HealthWatch: LV Lead Placement

Green Bay (WFRV) At least 2.7 million Americans are living with atrial fibrillation- a quivering or irregular heartbeat.
Many times the condition can be controlled with an ablation or medications. But if those measures fail, there is another way to treat it. 
 
Bernie Larson has atrial fibrillation. She used medications and underwent multiple ablations over the years to control this rhythm problem, before meeting Dr.Sheikh.
Bernie's disease process progressed to permanent A-fib so she needed a different type of pacemaker to control her symptoms.
 
The 70-year-old Bernie is back in the swing of things.  Now that she has the energy to hit the ball, "A lot easier I can walk a lot easier now and not be short of breath."
 
Bernie was diagnosed with atrial fibrillation when she was fifty.  Over the years she's  had multiple procedures and medications but couldn't regulate her condition.
 
"Unfortunately for her we tried ablation procedures in the past and other medications to try to control the atrial fibrillation but for her she would revert back to atrial fibrillation," said Dr. Imran Sheikh, electrophysiologist, cardiovascular disease specialist, Aurora BayCare Medical Center. 
 
Bernie began to notice her symptoms returning, "Last summer I was noticing short of breath, swelling and kind of hard to walk."
 
It was keeping her from enjoying life, "I didn't have a lot of energy steps were mostly the killer just trying to do a lot of every day stuff that requires more energy," said Bernie.
 
So she went to see electrophysiologist Dr. Imran Sheikh at Aurora BayCare Medical Center, a cardiovascular disease specialist, "Atrial fibrillation is basically chaotic electrical activity in the heart.
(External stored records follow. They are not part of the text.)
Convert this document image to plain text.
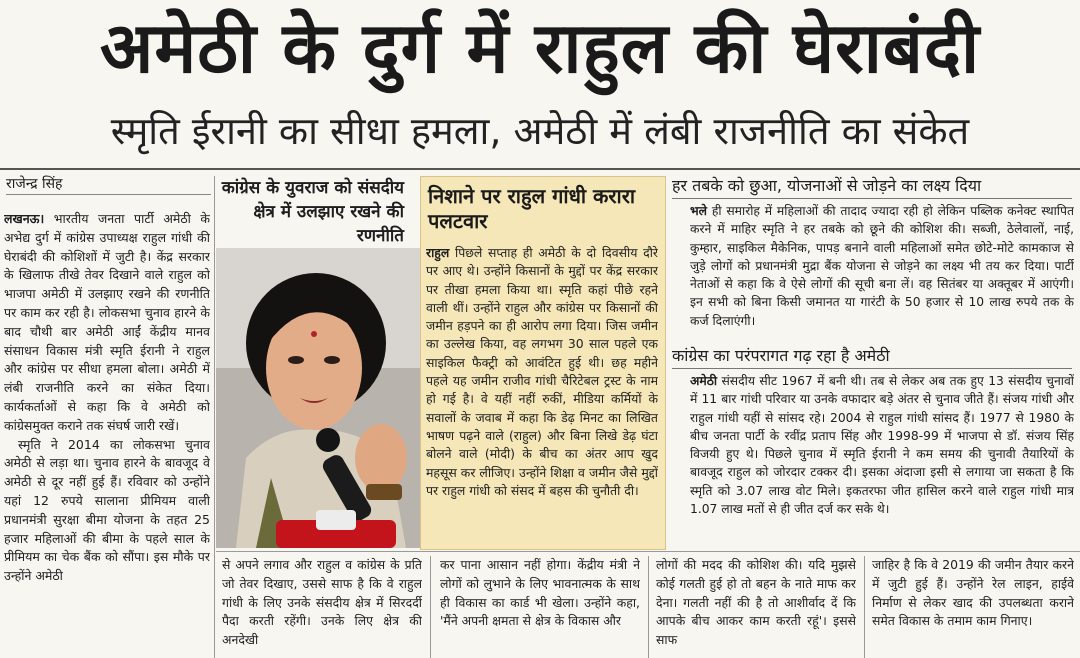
अमेठी के दुर्ग में राहुल की घेराबंदी
स्मृति ईरानी का सीधा हमला, अमेठी में लंबी राजनीति का संकेत
राजेन्द्र सिंह
लखनऊ। भारतीय जनता पार्टी अमेठी के अभेद्य दुर्ग में कांग्रेस उपाध्यक्ष राहुल गांधी की घेराबंदी की कोशिशों में जुटी है। केंद्र सरकार के खिलाफ तीखे तेवर दिखाने वाले राहुल को भाजपा अमेठी में उलझाए रखने की रणनीति पर काम कर रही है। लोकसभा चुनाव हारने के बाद चौथी बार अमेठी आईं केंद्रीय मानव संसाधन विकास मंत्री स्मृति ईरानी ने राहुल और कांग्रेस पर सीधा हमला बोला। अमेठी में लंबी राजनीति करने का संकेत दिया। कार्यकर्ताओं से कहा कि वे अमेठी को कांग्रेसमुक्त कराने तक संघर्ष जारी रखें।
स्मृति ने 2014 का लोकसभा चुनाव अमेठी से लड़ा था। चुनाव हारने के बावजूद वे अमेठी से दूर नहीं हुई हैं। रविवार को उन्होंने यहां 12 रुपये सालाना प्रीमियम वाली प्रधानमंत्री सुरक्षा बीमा योजना के तहत 25 हजार महिलाओं की बीमा के पहले साल के प्रीमियम का चेक बैंक को सौंपा। इस मौके पर उन्होंने अमेठी
कांग्रेस के युवराज को संसदीय क्षेत्र में उलझाए रखने की रणनीति
निशाने पर राहुल गांधी करारा पलटवार
राहुल पिछले सप्ताह ही अमेठी के दो दिवसीय दौरे पर आए थे। उन्होंने किसानों के मुद्दों पर केंद्र सरकार पर तीखा हमला किया था। स्मृति कहां पीछे रहने वाली थीं। उन्होंने राहुल और कांग्रेस पर किसानों की जमीन हड़पने का ही आरोप लगा दिया। जिस जमीन का उल्लेख किया, वह लगभग 30 साल पहले एक साइकिल फैक्ट्री को आवंटित हुई थी। छह महीने पहले यह जमीन राजीव गांधी चैरिटेबल ट्रस्ट के नाम हो गई है। वे यहीं नहीं रुकीं, मीडिया कर्मियों के सवालों के जवाब में कहा कि डेढ़ मिनट का लिखित भाषण पढ़ने वाले (राहुल) और बिना लिखे डेढ़ घंटा बोलने वाले (मोदी) के बीच का अंतर आप खुद महसूस कर लीजिए। उन्होंने शिक्षा व जमीन जैसे मुद्दों पर राहुल गांधी को संसद में बहस की चुनौती दी।
हर तबके को छुआ, योजनाओं से जोड़ने का लक्ष्य दिया
भले ही समारोह में महिलाओं की तादाद ज्यादा रही हो लेकिन पब्लिक कनेक्ट स्थापित करने में माहिर स्मृति ने हर तबके को छूने की कोशिश की। सब्जी, ठेलेवालों, नाई, कुम्हार, साइकिल मैकेनिक, पापड़ बनाने वाली महिलाओं समेत छोटे-मोटे कामकाज से जुड़े लोगों को प्रधानमंत्री मुद्रा बैंक योजना से जोड़ने का लक्ष्य भी तय कर दिया। पार्टी नेताओं से कहा कि वे ऐसे लोगों की सूची बना लें। वह सितंबर या अक्तूबर में आएंगी। इन सभी को बिना किसी जमानत या गारंटी के 50 हजार से 10 लाख रुपये तक के कर्ज दिलाएंगी।
कांग्रेस का परंपरागत गढ़ रहा है अमेठी
अमेठी संसदीय सीट 1967 में बनी थी। तब से लेकर अब तक हुए 13 संसदीय चुनावों में 11 बार गांधी परिवार या उनके वफादार बड़े अंतर से चुनाव जीते हैं। संजय गांधी और राहुल गांधी यहीं से सांसद रहे। 2004 से राहुल गांधी सांसद हैं। 1977 से 1980 के बीच जनता पार्टी के रवींद्र प्रताप सिंह और 1998-99 में भाजपा से डॉ. संजय सिंह विजयी हुए थे। पिछले चुनाव में स्मृति ईरानी ने कम समय की चुनावी तैयारियों के बावजूद राहुल को जोरदार टक्कर दी। इसका अंदाजा इसी से लगाया जा सकता है कि स्मृति को 3.07 लाख वोट मिले। इकतरफा जीत हासिल करने वाले राहुल गांधी मात्र 1.07 लाख मतों से ही जीत दर्ज कर सके थे।
से अपने लगाव और राहुल व कांग्रेस के प्रति जो तेवर दिखाए, उससे साफ है कि वे राहुल गांधी के लिए उनके संसदीय क्षेत्र में सिरदर्दी पैदा करती रहेंगी। उनके लिए क्षेत्र की अनदेखी
कर पाना आसान नहीं होगा। केंद्रीय मंत्री ने लोगों को लुभाने के लिए भावनात्मक के साथ ही विकास का कार्ड भी खेला। उन्होंने कहा, 'मैंने अपनी क्षमता से क्षेत्र के विकास और
लोगों की मदद की कोशिश की। यदि मुझसे कोई गलती हुई हो तो बहन के नाते माफ कर देना। गलती नहीं की है तो आशीर्वाद दें कि आपके बीच आकर काम करती रहूं'। इससे साफ
जाहिर है कि वे 2019 की जमीन तैयार करने में जुटी हुई हैं। उन्होंने रेल लाइन, हाईवे निर्माण से लेकर खाद की उपलब्धता कराने समेत विकास के तमाम काम गिनाए।
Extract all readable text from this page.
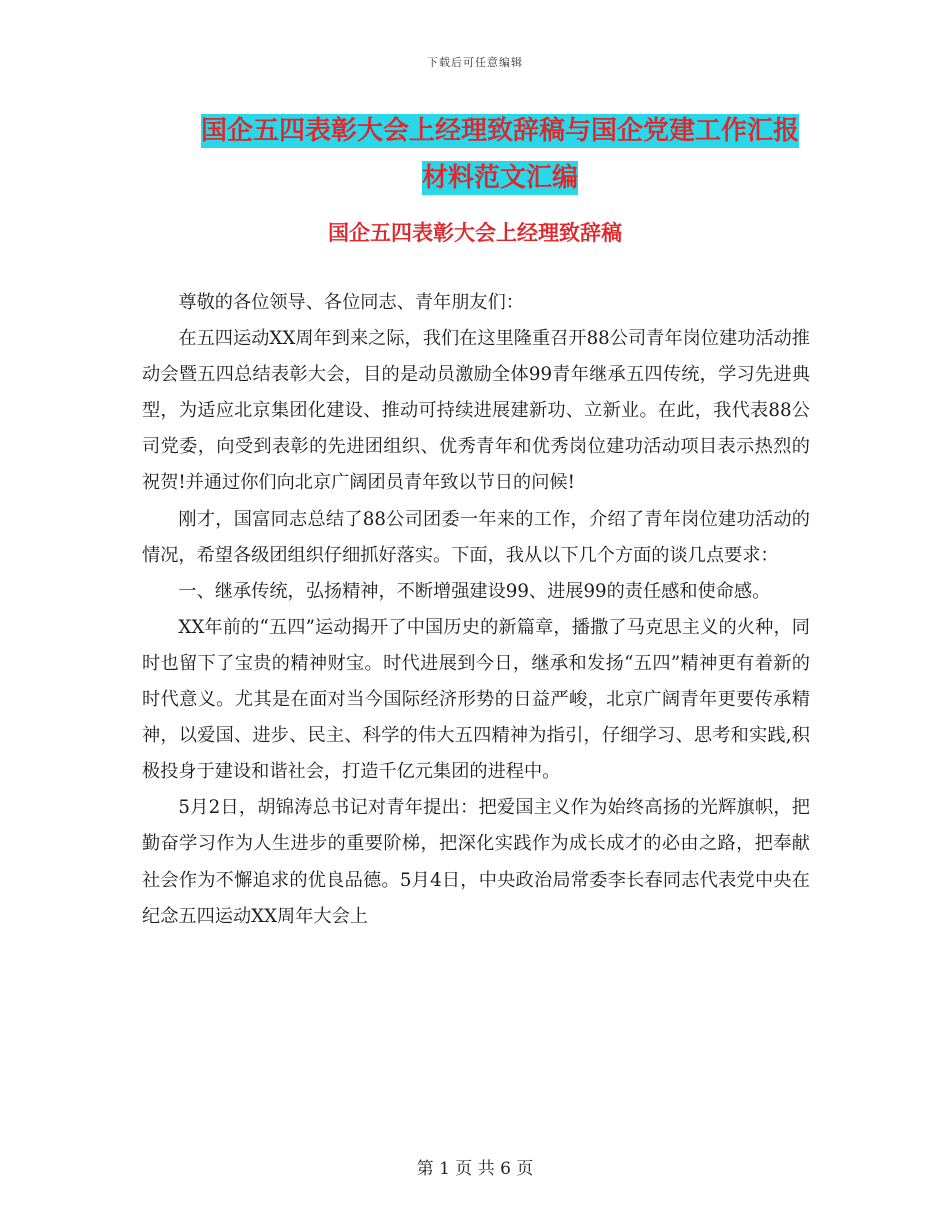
下载后可任意编辑
国企五四表彰大会上经理致辞稿与国企党建工作汇报
材料范文汇编
国企五四表彰大会上经理致辞稿

尊敬的各位领导、各位同志、青年朋友们：

在五四运动XX周年到来之际，我们在这里隆重召开88公司青年岗位建功活动推动会暨五四总结表彰大会，目的是动员激励全体99青年继承五四传统，学习先进典型，为适应北京集团化建设、推动可持续进展建新功、立新业。在此，我代表88公司党委，向受到表彰的先进团组织、优秀青年和优秀岗位建功活动项目表示热烈的祝贺!并通过你们向北京广阔团员青年致以节日的问候!

刚才，国富同志总结了88公司团委一年来的工作，介绍了青年岗位建功活动的情况，希望各级团组织仔细抓好落实。下面，我从以下几个方面的谈几点要求：

一、继承传统，弘扬精神，不断增强建设99、进展99的责任感和使命感。

XX年前的“五四”运动揭开了中国历史的新篇章，播撒了马克思主义的火种，同时也留下了宝贵的精神财宝。时代进展到今日，继承和发扬“五四”精神更有着新的时代意义。尤其是在面对当今国际经济形势的日益严峻，北京广阔青年更要传承精神，以爱国、进步、民主、科学的伟大五四精神为指引，仔细学习、思考和实践,积极投身于建设和谐社会，打造千亿元集团的进程中。

5月2日，胡锦涛总书记对青年提出：把爱国主义作为始终高扬的光辉旗帜，把勤奋学习作为人生进步的重要阶梯，把深化实践作为成长成才的必由之路，把奉献社会作为不懈追求的优良品德。5月4日，中央政治局常委李长春同志代表党中央在纪念五四运动XX周年大会上

第 1 页 共 6 页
It can cause symptoms of palpitations, jitteriness, anxiety and it can cause heart failure," explained Dr. Sheikh.
 
Which happened in Bernie’s case, "She developed cardiomyopathy which means her heart function decreased and that can be blamed for her symptoms her shortness of breath, fatigue, exercise intolerance," explained Dr. Sheikh.
 
Dr. Sheikh recommended upgrading her pacemaker to a biventricular pacemaker- with two leads placed in the bottom of each side of the heart, "So she has a wire here and she has a wire on this side of the heart so that's how you can pump with more efficiency, right ventricle, left ventricle and now we pump with synchrony because we now have two wires controlling the pacing of the heart," explained Dr. Sheikh.
 
Keeping Bernie’s heart pumping despite her permanent AF rhythm and back to doing the things she loves, "It did the trick, I think I have a lot more energy, I'm not as short of breath and I don't  have any swelling anymore," Bernie said happily.
 
If atrial fibrillation goes untreated it can cause stroke, heart failure or severe debilitating symptoms.